You can launch yourself out of the shame game that is *essentially* keeping you stuck in the yo-yo, and you can OWN this journey. 

You can understand that this is going to take work. You are going to have better weeks than others. Inevitably the kids will get sick, the dog will throw up on the carpet, and you will stub your toe so hard you split your nail down the middle … you will run to the fridge to devour the most unhealthy thing you can find, because #comfortfood. And you are going to breathe. 

This is life. 

This is a moment. 

This will not make or break your overall health (unless the comfort food is about one million ounces of some sort of ill-advised alcohol). 

It’s ok. 

 

Life isn’t made of perfection.

The journey to living “your best life” isn’t an all or nothing end game. 

Life is made of moments. 

Weakness and strength moments to make the better choices more often than not. Soon enough, the more solid choices you make, the healthier you become. The healthier you become, the happier you are. The happier you are, the less likely a bad start to the morning will lead to Poptarts and a pot of coffee. 

You will soon realize that, as it is with food choices, a bad five minutes doesn’t mean a horrible 24 hours. 

One treat meal, one slip into “old habits” does not mean the scale will magically explode with all your excess weight. 

It’s one decision. 

Don’t keep beating yourself up because you made a less than great choice. Don’t allow your life to be governed by short term and shallow fixations. 

Remember that the journey of a thousand miles starts with a single step. And yet you can’t stop at that single step. 

The journey of a thousand miles is composed of thousands of steps, deliberately taken again and again. 

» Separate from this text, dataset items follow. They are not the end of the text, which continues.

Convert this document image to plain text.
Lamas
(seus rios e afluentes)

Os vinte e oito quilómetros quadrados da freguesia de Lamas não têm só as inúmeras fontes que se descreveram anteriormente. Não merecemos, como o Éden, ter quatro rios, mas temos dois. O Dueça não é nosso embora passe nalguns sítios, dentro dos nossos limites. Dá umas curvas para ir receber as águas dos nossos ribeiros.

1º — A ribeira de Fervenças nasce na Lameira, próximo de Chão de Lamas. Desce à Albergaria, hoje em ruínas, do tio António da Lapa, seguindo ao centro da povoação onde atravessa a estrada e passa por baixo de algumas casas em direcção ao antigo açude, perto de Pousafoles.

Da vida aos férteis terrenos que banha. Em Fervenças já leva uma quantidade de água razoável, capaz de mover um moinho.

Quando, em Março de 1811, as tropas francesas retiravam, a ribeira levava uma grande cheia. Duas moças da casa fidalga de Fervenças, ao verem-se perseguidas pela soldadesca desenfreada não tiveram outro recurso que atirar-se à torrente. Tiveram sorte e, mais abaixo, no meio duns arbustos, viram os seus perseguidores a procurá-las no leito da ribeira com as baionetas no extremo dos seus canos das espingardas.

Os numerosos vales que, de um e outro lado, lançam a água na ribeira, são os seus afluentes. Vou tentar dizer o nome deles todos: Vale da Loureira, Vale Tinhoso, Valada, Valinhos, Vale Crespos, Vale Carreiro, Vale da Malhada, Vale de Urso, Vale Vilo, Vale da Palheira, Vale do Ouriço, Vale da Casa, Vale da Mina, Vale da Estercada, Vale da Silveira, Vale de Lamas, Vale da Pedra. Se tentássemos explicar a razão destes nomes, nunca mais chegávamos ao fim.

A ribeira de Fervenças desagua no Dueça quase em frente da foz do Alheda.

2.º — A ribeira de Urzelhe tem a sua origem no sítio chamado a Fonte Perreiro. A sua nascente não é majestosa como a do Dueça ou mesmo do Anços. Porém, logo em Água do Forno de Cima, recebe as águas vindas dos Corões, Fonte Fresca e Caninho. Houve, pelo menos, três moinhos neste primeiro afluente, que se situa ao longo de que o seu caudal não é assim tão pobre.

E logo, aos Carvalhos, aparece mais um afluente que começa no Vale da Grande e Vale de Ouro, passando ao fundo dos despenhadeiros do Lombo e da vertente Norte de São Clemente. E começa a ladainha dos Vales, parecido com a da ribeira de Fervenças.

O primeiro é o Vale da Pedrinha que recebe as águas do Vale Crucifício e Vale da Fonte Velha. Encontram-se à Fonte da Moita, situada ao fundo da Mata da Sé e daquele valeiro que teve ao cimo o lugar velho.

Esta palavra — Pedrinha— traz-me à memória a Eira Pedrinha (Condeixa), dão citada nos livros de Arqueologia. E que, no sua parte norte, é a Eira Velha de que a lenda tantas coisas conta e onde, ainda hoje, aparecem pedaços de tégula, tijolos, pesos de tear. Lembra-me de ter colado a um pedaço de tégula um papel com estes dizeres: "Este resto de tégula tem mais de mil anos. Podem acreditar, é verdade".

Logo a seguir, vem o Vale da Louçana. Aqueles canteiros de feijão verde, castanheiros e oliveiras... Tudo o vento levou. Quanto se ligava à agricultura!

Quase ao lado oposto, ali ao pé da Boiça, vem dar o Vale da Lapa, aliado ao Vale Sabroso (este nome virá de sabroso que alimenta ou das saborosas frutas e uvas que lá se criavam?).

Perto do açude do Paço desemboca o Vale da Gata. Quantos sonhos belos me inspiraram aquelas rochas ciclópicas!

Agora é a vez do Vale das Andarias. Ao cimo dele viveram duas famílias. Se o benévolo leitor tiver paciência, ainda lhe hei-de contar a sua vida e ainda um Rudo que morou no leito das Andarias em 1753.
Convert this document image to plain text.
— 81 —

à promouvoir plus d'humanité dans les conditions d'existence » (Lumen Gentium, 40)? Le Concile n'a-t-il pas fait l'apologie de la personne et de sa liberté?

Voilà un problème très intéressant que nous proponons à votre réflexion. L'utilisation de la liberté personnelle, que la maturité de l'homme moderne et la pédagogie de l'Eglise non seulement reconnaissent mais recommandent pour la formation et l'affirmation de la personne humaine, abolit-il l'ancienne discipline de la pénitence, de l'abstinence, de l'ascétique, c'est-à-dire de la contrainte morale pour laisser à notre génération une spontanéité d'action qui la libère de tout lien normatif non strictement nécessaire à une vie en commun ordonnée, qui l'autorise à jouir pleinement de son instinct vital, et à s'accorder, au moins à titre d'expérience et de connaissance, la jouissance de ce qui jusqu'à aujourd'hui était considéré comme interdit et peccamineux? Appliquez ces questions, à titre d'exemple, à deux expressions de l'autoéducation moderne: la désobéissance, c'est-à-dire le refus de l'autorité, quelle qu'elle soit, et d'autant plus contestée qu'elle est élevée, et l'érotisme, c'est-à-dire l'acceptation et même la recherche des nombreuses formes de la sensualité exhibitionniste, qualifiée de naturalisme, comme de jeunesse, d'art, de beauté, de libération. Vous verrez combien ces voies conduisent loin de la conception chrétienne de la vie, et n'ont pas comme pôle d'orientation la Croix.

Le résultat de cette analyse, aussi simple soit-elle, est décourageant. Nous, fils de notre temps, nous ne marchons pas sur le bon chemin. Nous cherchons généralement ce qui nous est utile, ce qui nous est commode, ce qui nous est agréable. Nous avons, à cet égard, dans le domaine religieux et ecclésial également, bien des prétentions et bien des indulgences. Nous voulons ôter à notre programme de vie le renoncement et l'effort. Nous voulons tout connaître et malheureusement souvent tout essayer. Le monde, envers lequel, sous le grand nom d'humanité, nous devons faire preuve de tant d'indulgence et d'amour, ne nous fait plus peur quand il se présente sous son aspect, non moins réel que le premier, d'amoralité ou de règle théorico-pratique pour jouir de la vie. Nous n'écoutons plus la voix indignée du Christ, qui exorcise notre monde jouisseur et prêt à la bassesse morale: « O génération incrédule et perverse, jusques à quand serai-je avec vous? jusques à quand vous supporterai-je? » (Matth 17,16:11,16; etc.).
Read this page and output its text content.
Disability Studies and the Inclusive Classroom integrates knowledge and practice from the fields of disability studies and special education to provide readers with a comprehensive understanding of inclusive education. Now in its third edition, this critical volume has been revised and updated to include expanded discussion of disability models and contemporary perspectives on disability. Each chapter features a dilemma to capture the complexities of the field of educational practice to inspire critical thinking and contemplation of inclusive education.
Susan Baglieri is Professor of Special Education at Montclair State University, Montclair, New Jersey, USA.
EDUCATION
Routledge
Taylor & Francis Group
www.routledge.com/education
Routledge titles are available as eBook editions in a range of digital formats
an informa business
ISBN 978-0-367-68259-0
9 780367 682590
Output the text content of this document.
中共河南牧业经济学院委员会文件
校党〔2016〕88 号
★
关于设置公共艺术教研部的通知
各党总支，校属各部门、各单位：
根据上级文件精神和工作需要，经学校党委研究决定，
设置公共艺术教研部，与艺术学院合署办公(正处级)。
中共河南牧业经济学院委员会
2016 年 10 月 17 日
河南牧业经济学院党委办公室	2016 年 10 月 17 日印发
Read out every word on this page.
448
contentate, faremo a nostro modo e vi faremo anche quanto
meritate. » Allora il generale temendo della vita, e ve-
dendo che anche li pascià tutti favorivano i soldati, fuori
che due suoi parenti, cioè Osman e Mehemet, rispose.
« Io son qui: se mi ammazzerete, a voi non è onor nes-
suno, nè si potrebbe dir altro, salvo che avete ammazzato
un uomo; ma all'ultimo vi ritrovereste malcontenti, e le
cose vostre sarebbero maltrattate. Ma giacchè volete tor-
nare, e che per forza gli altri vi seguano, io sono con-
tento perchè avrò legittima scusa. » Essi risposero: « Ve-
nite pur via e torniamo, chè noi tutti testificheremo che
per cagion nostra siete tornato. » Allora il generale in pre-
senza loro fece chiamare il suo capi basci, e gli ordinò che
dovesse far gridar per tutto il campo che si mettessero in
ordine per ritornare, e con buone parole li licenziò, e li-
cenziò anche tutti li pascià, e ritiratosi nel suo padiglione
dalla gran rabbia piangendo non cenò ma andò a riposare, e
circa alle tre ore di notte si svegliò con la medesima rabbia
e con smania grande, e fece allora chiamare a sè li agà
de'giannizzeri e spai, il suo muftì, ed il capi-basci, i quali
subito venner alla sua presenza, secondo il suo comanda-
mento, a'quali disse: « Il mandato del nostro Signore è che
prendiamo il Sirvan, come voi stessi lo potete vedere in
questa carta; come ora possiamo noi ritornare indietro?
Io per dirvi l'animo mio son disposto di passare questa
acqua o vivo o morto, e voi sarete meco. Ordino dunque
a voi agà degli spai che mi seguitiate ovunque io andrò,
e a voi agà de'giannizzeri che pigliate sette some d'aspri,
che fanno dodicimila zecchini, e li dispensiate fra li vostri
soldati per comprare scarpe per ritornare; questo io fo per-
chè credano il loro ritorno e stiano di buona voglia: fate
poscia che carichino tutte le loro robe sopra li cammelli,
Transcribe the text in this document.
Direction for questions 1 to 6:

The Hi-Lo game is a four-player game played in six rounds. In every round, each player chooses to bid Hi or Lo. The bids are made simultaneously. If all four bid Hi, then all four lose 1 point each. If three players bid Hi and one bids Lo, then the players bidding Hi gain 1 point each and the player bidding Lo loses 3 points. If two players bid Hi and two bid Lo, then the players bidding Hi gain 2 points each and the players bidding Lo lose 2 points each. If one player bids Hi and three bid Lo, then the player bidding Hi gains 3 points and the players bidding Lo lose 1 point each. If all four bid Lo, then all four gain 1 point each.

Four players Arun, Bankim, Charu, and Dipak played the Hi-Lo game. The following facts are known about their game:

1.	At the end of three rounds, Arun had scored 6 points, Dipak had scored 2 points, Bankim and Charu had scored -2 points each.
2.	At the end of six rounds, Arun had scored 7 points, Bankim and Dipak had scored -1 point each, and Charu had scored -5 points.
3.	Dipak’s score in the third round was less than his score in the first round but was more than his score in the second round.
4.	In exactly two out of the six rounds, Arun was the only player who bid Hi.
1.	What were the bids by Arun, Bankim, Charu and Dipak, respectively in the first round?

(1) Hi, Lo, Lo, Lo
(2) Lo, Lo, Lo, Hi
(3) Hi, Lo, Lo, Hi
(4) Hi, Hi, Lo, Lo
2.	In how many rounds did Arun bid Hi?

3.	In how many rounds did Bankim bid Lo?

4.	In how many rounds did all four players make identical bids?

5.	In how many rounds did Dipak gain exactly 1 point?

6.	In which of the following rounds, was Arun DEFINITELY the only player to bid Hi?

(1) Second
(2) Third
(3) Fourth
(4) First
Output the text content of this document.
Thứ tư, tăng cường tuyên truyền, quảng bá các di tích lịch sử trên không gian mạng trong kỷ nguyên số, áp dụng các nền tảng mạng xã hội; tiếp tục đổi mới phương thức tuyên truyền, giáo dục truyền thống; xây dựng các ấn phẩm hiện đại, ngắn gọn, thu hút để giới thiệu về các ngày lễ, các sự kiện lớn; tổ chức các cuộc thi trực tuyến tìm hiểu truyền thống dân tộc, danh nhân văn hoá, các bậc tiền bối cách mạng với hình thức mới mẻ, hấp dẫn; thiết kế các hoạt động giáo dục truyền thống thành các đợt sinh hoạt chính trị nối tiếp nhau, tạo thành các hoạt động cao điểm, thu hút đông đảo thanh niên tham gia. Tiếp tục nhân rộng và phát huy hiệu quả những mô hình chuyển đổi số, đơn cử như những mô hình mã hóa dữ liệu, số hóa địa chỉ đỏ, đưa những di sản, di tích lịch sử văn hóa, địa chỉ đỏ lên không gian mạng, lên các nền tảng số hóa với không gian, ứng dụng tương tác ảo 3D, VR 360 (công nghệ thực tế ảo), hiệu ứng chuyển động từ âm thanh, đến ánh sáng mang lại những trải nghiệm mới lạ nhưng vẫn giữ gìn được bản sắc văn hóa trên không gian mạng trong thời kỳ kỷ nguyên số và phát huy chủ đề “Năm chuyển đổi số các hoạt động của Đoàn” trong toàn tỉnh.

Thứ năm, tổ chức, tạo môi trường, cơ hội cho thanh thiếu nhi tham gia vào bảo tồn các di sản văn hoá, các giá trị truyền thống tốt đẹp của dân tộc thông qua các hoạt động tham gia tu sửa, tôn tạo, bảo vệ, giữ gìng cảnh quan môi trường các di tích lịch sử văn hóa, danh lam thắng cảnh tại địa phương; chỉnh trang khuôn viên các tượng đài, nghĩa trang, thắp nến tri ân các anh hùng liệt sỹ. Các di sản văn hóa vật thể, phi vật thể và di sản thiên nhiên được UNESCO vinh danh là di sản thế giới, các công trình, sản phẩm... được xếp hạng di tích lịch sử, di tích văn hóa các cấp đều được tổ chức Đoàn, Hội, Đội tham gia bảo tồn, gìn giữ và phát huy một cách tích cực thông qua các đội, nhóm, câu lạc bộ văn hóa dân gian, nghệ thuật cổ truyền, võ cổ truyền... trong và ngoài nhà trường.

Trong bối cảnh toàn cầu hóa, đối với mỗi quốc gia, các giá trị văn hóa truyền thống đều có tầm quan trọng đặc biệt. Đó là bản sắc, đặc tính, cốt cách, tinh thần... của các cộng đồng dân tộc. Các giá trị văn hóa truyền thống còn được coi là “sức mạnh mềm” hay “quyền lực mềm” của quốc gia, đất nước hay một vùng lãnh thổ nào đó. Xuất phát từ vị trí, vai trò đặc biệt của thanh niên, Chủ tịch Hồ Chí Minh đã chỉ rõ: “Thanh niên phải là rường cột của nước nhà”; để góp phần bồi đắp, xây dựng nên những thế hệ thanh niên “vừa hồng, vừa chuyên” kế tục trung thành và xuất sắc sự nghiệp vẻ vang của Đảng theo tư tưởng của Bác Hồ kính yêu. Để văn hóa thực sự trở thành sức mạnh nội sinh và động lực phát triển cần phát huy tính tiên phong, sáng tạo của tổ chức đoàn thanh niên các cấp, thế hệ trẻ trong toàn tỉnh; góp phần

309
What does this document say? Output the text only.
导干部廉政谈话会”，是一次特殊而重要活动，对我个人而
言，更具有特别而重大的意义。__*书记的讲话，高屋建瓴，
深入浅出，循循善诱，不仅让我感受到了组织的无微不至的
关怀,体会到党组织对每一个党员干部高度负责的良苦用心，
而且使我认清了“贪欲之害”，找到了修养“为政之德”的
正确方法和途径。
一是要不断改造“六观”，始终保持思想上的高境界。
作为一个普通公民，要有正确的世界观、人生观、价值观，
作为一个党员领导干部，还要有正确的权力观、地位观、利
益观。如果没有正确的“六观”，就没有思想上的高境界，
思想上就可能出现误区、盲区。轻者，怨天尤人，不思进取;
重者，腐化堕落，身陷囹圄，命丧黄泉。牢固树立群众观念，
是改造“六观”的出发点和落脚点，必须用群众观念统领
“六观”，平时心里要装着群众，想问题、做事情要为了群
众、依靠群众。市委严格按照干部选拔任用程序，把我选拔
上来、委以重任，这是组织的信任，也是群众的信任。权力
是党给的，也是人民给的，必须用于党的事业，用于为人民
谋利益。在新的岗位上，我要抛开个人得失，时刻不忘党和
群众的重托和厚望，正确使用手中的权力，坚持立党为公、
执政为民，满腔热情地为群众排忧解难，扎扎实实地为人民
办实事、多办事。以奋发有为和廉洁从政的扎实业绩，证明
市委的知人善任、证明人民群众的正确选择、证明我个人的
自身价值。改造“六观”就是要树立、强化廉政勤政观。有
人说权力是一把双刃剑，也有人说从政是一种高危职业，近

Inevitably there will be back tracking, trips and even HUGE setbacks. Like a gale force wind that swoops you up mid stride and plants you back near where you started (or restarted). And it may seem discouraging, you may be battered and bruised because you made some poor choices or life just HAPPENED. But you aren’t stuck.

You can choose to take the next step, and the step after that.

You can choose to maintain the perspective that this isn’t just for the beach or the jeans *or even your brother-in-law’s wedding*, but because you are called to make the best of this life. 

And that requires you to choose better, more often than not.